Na ryby z psem i kotem


No cóż, wszelkie dylematy złap i wypuść same się rozwiązały, bo nasza rodzina powiększyła się o etatowego konsumenta ryb. Oczywiście to żart, choć nie wiem kiedy teraz będę miał czas i okazję je łowić, bo ta kocia znajda rzadko opuszcza moje kolana. Chyba się starzeję skoro mam kota, bo zawsze kochałem psy. Z drugiej strony patrząc na tą niewinną minkę trudno oprzeć się podobnym uczuciom.


Tym razem decyzja o nowym zwierzęciu w domu była spontaniczna, choć taka być nie powinna. To zawsze duże wyzwanie i odpowiedzialność, może mniej w przypadku kota ale z pewnością gdy w rodzinie ma pojawić się pies. Wiem jak z czasem staje się pełnoprawnym pośród domowników a wręcz cieszy się przywilejami, o których dzieci mogą czasem marzyć. Tym bardziej rozstanie po kilkunastu latach, gdy pies kończy życie jest bolesnym doświadczeniem, porównywalnym ze stratą najbliższej osoby. Tak żył pośród nas wyżeł Kajetan i gdy jako staruszek zgasł na moich rękach, długie miesiące nie mogłem dojść do siebie i obiecałem sobie ...  nigdy więcej zwierzaka, z którym tak się zżyjemy.

Kajtek był wspaniałym towarzyszem polowań i wędkarskich wypraw. Kochał wodę a każde sięgnięcie po wędkę lub strzelbę sprawiało szaleńczy taniec radości. Taplał się w każdym błotku, dzielnie pokonywał bagniste trzcinowiska, zmagał się ochoczo z nurtem rzeki lub wypuszczał się steki metrów w głąb jeziora. Woda była jego drugim żywiołem, choć miewał dziwaczne kaprysy. Nie daj Boże spadł deszcz a wtedy za żadne skarby świta nie chciał wyjść na spacer.
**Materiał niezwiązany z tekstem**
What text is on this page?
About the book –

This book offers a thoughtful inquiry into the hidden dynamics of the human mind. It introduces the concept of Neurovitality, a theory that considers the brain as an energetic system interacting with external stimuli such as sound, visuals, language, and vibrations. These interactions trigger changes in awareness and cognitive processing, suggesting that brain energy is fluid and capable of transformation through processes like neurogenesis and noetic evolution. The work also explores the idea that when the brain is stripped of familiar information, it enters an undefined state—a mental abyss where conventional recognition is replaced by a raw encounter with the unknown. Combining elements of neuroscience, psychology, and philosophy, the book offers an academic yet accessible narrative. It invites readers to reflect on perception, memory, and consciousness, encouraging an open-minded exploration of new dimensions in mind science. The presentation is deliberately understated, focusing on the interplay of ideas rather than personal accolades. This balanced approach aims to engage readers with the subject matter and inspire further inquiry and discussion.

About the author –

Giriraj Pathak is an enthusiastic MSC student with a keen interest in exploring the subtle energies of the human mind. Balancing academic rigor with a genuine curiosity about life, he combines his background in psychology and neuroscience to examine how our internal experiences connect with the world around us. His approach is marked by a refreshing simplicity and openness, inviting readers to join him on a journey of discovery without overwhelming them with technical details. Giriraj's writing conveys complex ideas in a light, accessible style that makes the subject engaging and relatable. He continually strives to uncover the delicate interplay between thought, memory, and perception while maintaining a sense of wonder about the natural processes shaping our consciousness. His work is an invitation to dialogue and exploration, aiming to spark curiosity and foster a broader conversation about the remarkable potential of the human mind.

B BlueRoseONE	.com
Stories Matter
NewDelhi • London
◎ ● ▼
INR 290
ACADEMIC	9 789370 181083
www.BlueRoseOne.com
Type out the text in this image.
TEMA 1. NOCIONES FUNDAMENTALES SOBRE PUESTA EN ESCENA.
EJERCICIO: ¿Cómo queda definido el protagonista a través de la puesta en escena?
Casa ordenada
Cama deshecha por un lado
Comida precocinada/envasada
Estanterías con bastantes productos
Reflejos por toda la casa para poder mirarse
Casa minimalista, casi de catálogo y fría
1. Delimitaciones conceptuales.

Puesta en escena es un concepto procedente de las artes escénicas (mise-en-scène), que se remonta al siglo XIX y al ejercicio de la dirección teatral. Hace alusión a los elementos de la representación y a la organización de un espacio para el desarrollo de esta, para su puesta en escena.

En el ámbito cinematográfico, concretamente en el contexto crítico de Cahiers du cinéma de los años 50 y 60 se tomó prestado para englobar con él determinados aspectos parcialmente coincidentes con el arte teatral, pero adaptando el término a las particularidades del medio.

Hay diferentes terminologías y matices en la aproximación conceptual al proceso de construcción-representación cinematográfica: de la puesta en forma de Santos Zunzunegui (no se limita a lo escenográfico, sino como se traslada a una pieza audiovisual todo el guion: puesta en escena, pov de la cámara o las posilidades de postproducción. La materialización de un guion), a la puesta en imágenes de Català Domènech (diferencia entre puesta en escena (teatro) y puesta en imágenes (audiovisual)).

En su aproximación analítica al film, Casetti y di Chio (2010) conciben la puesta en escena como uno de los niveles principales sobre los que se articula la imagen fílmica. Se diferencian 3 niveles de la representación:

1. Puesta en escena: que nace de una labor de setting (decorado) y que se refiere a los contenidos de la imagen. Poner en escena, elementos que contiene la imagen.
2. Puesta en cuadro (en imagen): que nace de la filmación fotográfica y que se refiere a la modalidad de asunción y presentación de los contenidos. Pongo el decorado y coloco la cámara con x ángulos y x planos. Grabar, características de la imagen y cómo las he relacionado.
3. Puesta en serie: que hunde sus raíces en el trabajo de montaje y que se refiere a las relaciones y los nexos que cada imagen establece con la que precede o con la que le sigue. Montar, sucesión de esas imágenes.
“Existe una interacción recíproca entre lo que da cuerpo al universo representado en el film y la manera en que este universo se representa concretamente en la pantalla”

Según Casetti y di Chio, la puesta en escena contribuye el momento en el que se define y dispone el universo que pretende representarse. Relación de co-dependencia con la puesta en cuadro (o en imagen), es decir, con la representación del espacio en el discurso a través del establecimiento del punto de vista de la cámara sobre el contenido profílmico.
Z klatki schodowej trzeba było wyciągać go na siłę, gdy  zapierał się czterema łapami, by ostatecznie sunąć na tyłku jak na sankach ciągnięty przez mnie za głowę. Widać taki był z niego esteta, że nie lubił moczyć samych łapek drepcząc po mokrym chodniku Na szczęście z kotem podobnych atrakcji nie będzie, co najwyżej czekać będzie na mój powrót z rybą w plecaku.